Esther: the Young Character

Silver was taken aback by the young actress' ability to comprehend the part. “During the casting process, we all felt very strongly about Isabelle,” he says, “and I have to say, I think we were right. She is fantastic in this role.”

Downey attests, “Isabelle brought all these different layers–there's such a sophistication about her, and yet also a wide-eyed innocence when she wants to play that. At the beginning of the movie, you completely buy that she's this sweet little girl. Then, as Esther evolves during the story, Isabelle was able to pull off all the harder, edgier stuff, as well.”

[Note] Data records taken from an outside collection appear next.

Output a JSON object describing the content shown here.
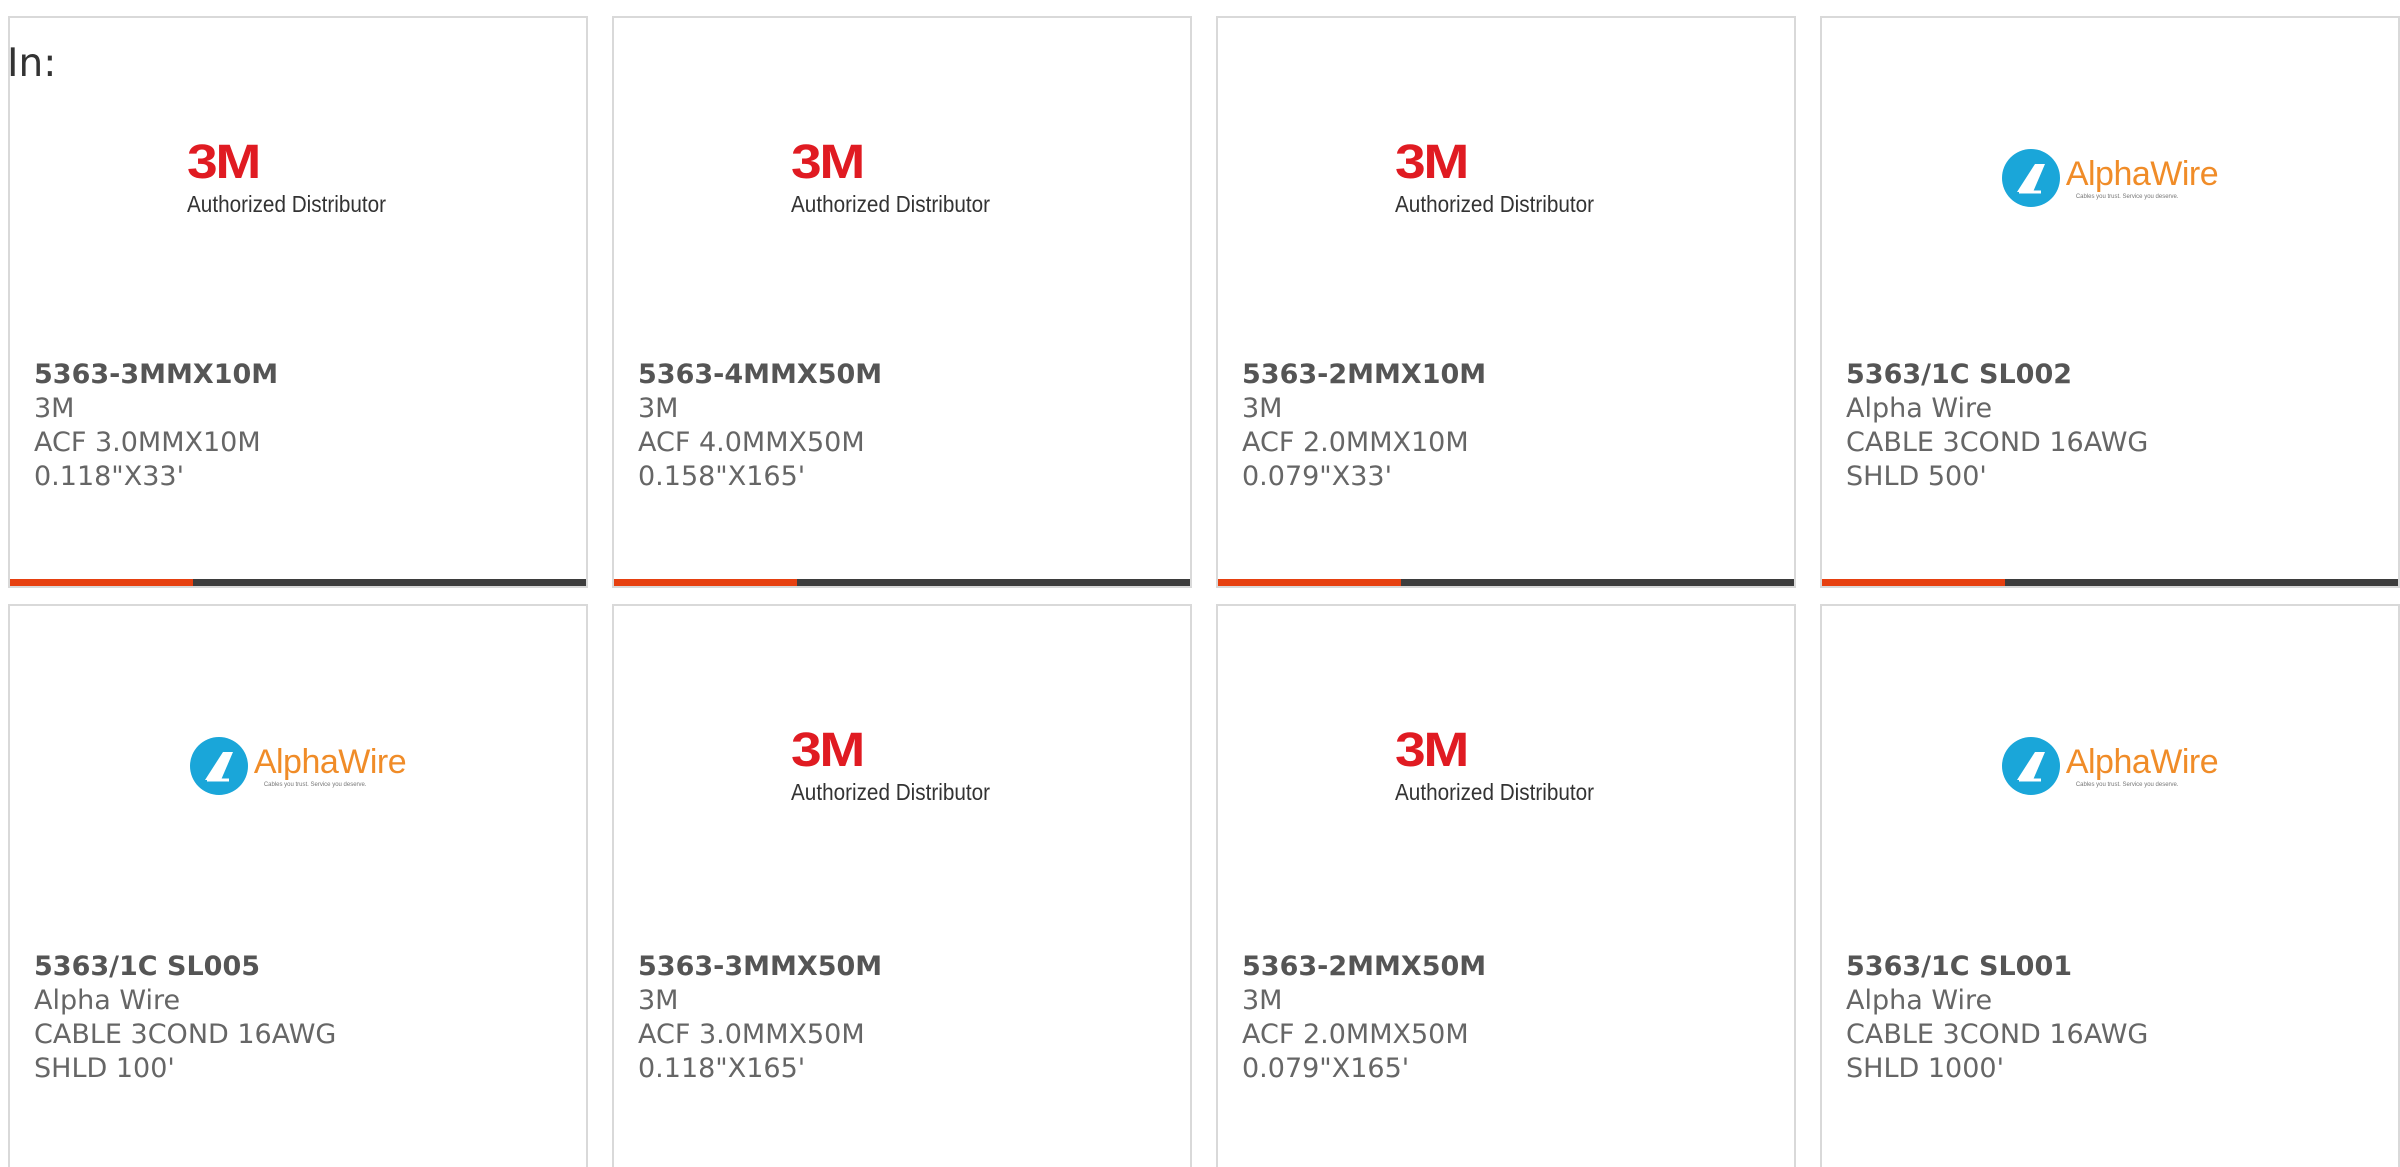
{
  "header": {
    "in_label": "In:"
  },
  "colors": {
    "accent_bar": "#e64010",
    "brand_3m": "#e01b22",
    "alphawire_blue": "#1aa6d9",
    "alphawire_orange": "#f08c28"
  },
  "cards": [
    {
      "part_number": "5363-3MMX10M",
      "manufacturer": "3M",
      "description": "ACF 3.0MMX10M 0.118\"X33'",
      "logo": {
        "type": "3m",
        "mark": "3M",
        "subtitle": "Authorized Distributor"
      }
    },
    {
      "part_number": "5363-4MMX50M",
      "manufacturer": "3M",
      "description": "ACF 4.0MMX50M 0.158\"X165'",
      "logo": {
        "type": "3m",
        "mark": "3M",
        "subtitle": "Authorized Distributor"
      }
    },
    {
      "part_number": "5363-2MMX10M",
      "manufacturer": "3M",
      "description": "ACF 2.0MMX10M 0.079\"X33'",
      "logo": {
        "type": "3m",
        "mark": "3M",
        "subtitle": "Authorized Distributor"
      }
    },
    {
      "part_number": "5363/1C SL002",
      "manufacturer": "Alpha Wire",
      "description": "CABLE 3COND 16AWG SHLD 500'",
      "logo": {
        "type": "alphawire",
        "wordmark": "AlphaWire",
        "tagline": "Cables you trust. Service you deserve."
      }
    },
    {
      "part_number": "5363/1C SL005",
      "manufacturer": "Alpha Wire",
      "description": "CABLE 3COND 16AWG SHLD 100'",
      "logo": {
        "type": "alphawire",
        "wordmark": "AlphaWire",
        "tagline": "Cables you trust. Service you deserve."
      }
    },
    {
      "part_number": "5363-3MMX50M",
      "manufacturer": "3M",
      "description": "ACF 3.0MMX50M 0.118\"X165'",
      "logo": {
        "type": "3m",
        "mark": "3M",
        "subtitle": "Authorized Distributor"
      }
    },
    {
      "part_number": "5363-2MMX50M",
      "manufacturer": "3M",
      "description": "ACF 2.0MMX50M 0.079\"X165'",
      "logo": {
        "type": "3m",
        "mark": "3M",
        "subtitle": "Authorized Distributor"
      }
    },
    {
      "part_number": "5363/1C SL001",
      "manufacturer": "Alpha Wire",
      "description": "CABLE 3COND 16AWG SHLD 1000'",
      "logo": {
        "type": "alphawire",
        "wordmark": "AlphaWire",
        "tagline": "Cables you trust. Service you deserve."
      }
    }
  ]
}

Because Esther is supposed to be of Russian descent, and because the character Max uses sign language to communicate, Fuhrman was also busy behind the scenes learning both sign language and an accent for the role. “It was a lot of fun learning sign language,” she says. “And I liked the accent because having a different voice changed me a bit and helped me become the character.”

Producer Joel Silver sums it up, “'Orphan' is a sophisticated movie that's also scary and thrilling and disturbing. It's not just an evil child movie, there's something much more insidious going on. It's going to keep audiences guessing, 'What is wrong with Esther?' And of course, we want them talking about it. But we hope they don't spoil the secret.”